Whole-school and Community Approaches to Health and Wellbeing in Richmond Upon Thames: Celebrating and Building on Success
Annual Report of the Director of Public Health, 2020
Read the Executive Summary below.
The full report is available in PDF and Word Document formats:
- LBRuT Annual Report of the Director of Public Health 2020 (PDF)
- LBRuT Annual Report of the Director of Public Health 2020 (Word)
This Annual Public Health Report describes the current context in which many of the national strategies call upon local areas to apply whole-school and community approaches* to address health issues prevalent in children and young people. The involvement of the voluntary and community sector in the delivery of these approaches is fundamental in supporting not only the child but the whole family beyond the school gates. The report offers an opportunity to celebrate excellent practices across our partners.
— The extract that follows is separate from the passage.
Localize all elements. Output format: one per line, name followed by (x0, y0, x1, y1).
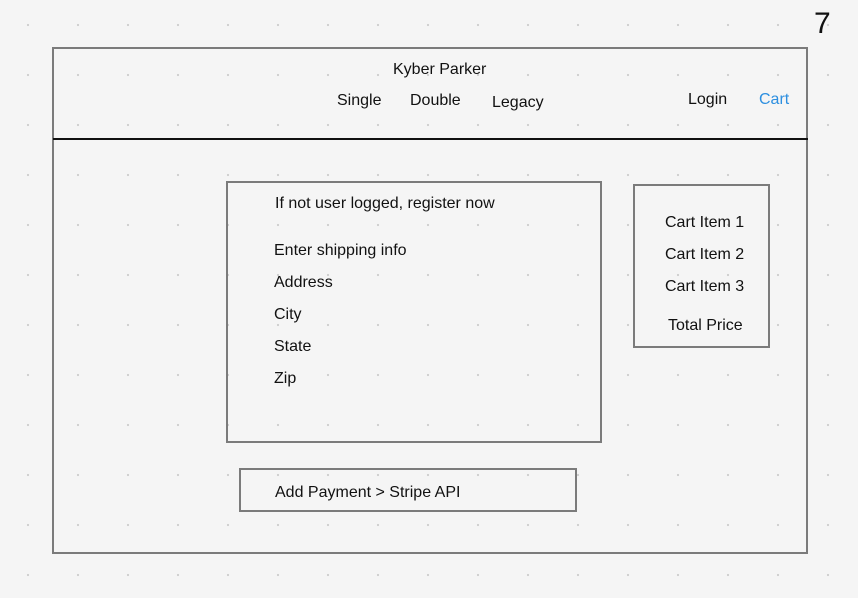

Section One introduces the interconnections between health and education. Better health results in better educational attainment which in-turn leads to health improvements across the life course. Whole-school approaches have been used both by the health and education sectors to improve outcomes in both. Current thinking has evolved into working collaboratively as a prerequisite to addressing additional challenges and opportunities presented by social media and technology.
Regulatory changes to relationships education, sex and relationships education and health education (RE, RSE & HE), the new Personal Development Ofsted Inspection Framework and national health strategies for children and young people all offer opportunities to renew our efforts to improving the health and wellbeing of our young residents through whole-school approaches.
Section Two describes the health and educational outcomes of our young residents including health service use and health inequalities. Richmond compares well or better than other authorities both regionally and nationally, and this report moves away from relative regional or national comparisons towards comparisons between children in Richmond. For example, while children in Richmond are less likely to be obese compared to London or other regions, we know that children living in more deprived areas of Richmond are more likely to be obese or overweight compared to those living in less deprived wards. Inequalities also exist in educational attainment with those in care or with special educational needs lagging behind the average performance.
The interim results from the recent Youth Wellbeing Survey designed by our Youth Council and YOL! are presented in this report. The survey indicates that young people aged 11+ years are concerned about knife crime, gangs, and burglary. School related concerns were exam stress, not performing well and bullying. Mental health, support for those with disabilities, healthcare and drugs were also cause for concern.
Section Three describes the evidence base and experiences of implementing whole-school approaches. This evidence base suggests that health education on its own does not deliver positive outcomes but requires the involvement of parents/carers, families and the wider community together with a range of teaching methods and health promoting interventions.
Section Four describes the current practice of whole-school approaches delivered in Richmond and presents the results from a mapping exercise of different interventions available in schools and delivered by a range of providers. The section also provides case studies on approaches taken by schools to address emotional and mental health, physical health, and building resilience.
Finally, Section Five offers reflections from the Director of Public Health, and recommendations on scaling up current good practice:
Recommendation One: Pro-actively influence strategic partners and partnership boards that support the most vulnerable children and young people, most specifically, SEND, Young Carers and those in contact with social care, to maximise health outcomes, particularly as they move through crucial transition points.
Recommendation Two: Facilitate increased collaboration of school and community networks to connect wider partners in Education, Health and the Voluntary Sector, to promote collective action across all areas of health.
Recommendation Three: Set out plans with partners for re-engaging with the London Healthy Schools programme to promote holistic and whole-school and college approaches to health and wellbeing.
Recommendation Four: Strengthen the meaningful participation of children and young people in health and wellbeing strategies and commissioning to facilitate the sharing of their perceptions, concerns and solutions for promoting health.
Recommendation Five: Continue to support schools to work towards implementing the new statutory guidance on RE, RSE and HE through additional training and the publication of a joint strategic statement of support from the council and AfC.
Recommendation Six: Build on the use of social media and digital platforms to promote public health interventions and messages to children and young people through targeted campaigns to promote the young people’s health and wellbeing website: www.gettingiton.org.uk
Together these recommendations will strengthen Richmond’s whole-school approach whilst addressing inequalities throughout childhood by facilitating a nurturing environment for children and young people, who are important residents, student-citizens of today and the adults of tomorrow.
* The Whole-school Approach is used as a generic term that also incorporates schooling within the Early Years including pre-school and nursery education where health behaviours are often set.